This post is part two of a series examining implications of Marin Countyâs lawsuit, against Deloitte Consulting and SAP, on the enterprise software ecosystem. Also read part one, which explains why this case is important.
Marin County’s lawsuit against Deloitte Consulting and SAP raises important issues relevant to enterprise software buyers working with virtually all software vendors and system integrators. This case illustrates how conflicting goals and agendas, coupled with misaligned incentives, can drive failure rather than success on business transformation projects.
Because these relationships are so fundamental to technology-related business transformation projects, the topic deserves careful study. For this reason, I use the IT Devil’s Triangle concept to help explain interlocking, overlapping, and conflicting agendas among enterprise customers, software vendors, and system integrators.
Business transformation projects are complex undertakings that involve multiple stakeholder groups and project participants. In theory, all these groups should work together toward a common goal, which is supporting the customer’s business objectives. In practice, however, each group may possess divergent goals and mutually exclusive metrics for defining success, which leads to conflict.

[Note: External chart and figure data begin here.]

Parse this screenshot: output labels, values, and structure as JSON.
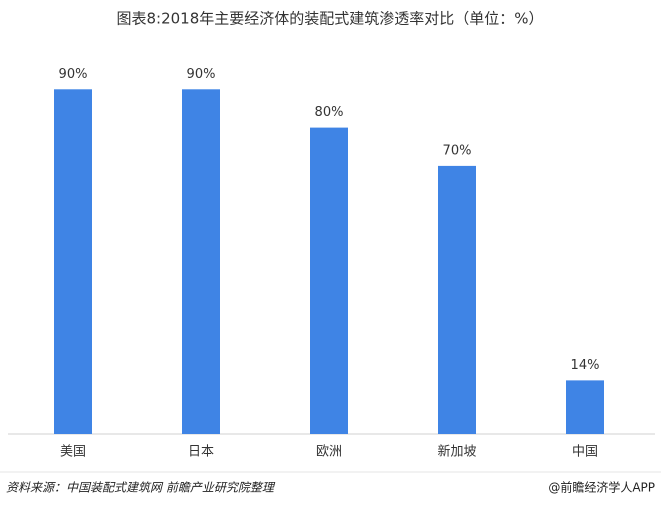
{
  "chart_data": {
    "type": "bar",
    "title": "图表8:2018年主要经济体的装配式建筑渗透率对比（单位：%）",
    "categories": [
      "美国",
      "日本",
      "欧洲",
      "新加坡",
      "中国"
    ],
    "values": [
      90,
      90,
      80,
      70,
      14
    ],
    "value_labels": [
      "90%",
      "90%",
      "80%",
      "70%",
      "14%"
    ],
    "color": "#3f84e5",
    "ylim": [
      0,
      100
    ],
    "source": "资料来源：中国装配式建筑网 前瞻产业研究院整理",
    "credit": "@前瞻经济学人APP"
  }
}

Although Marin’s lengthy lawsuit (PDF download) makes many points, it raises three key issues:
- Marin claims it had little knowledge of ERP, and therefore relied completely on Deloitte to perform the implementation
- Deloitte allegedly misrepresented its capabilities to complete the implementation work successfully
- SAP was allegedly complicit because, the lawsuit claims, it knew Deloitte had a track record of failed public sector implementations
Because Marin’s legal position is so extreme, it provides an excellent platform for defining reasonable expectations among members of the IT Devil’s Triangle.
Enterprise buyer issues
With respect to buyers, the fundamental question is: “What is the customer’s responsibility when working with external software vendors and system integrators?”
Marin’s position seems to imply that all responsibility lies with these external vendors, because the county had “little or no prior knowledge of SAP software or experience with complex ERP implementations.”
On the surface, this position perhaps seems reasonable; however, enterprise implementations always require shared involvement between a customer and its vendors. Therefore, such an extreme position bears little connection to the requirements of actual software deployments. The question is where to draw the line on responsibility.
Part three, which is coming soon, suggests reasonable boundaries of responsibility among major participants in enterprise business transformation projects. Legal issues aside, these are matters of practical concern for which there are no easy answers.
CIO perspective. Scope and boundary issues related to responsibility are difficult to define precisely. Often, resolution across the gray areas depends on context and good will among the parties. Wise CIOs will formulate a reasonable view on these relationships, recognizing that give and take is critical to success. As this lawsuit demonstrates, rigid adherence to self-interested positions yields nothing but trouble for everyone concerned.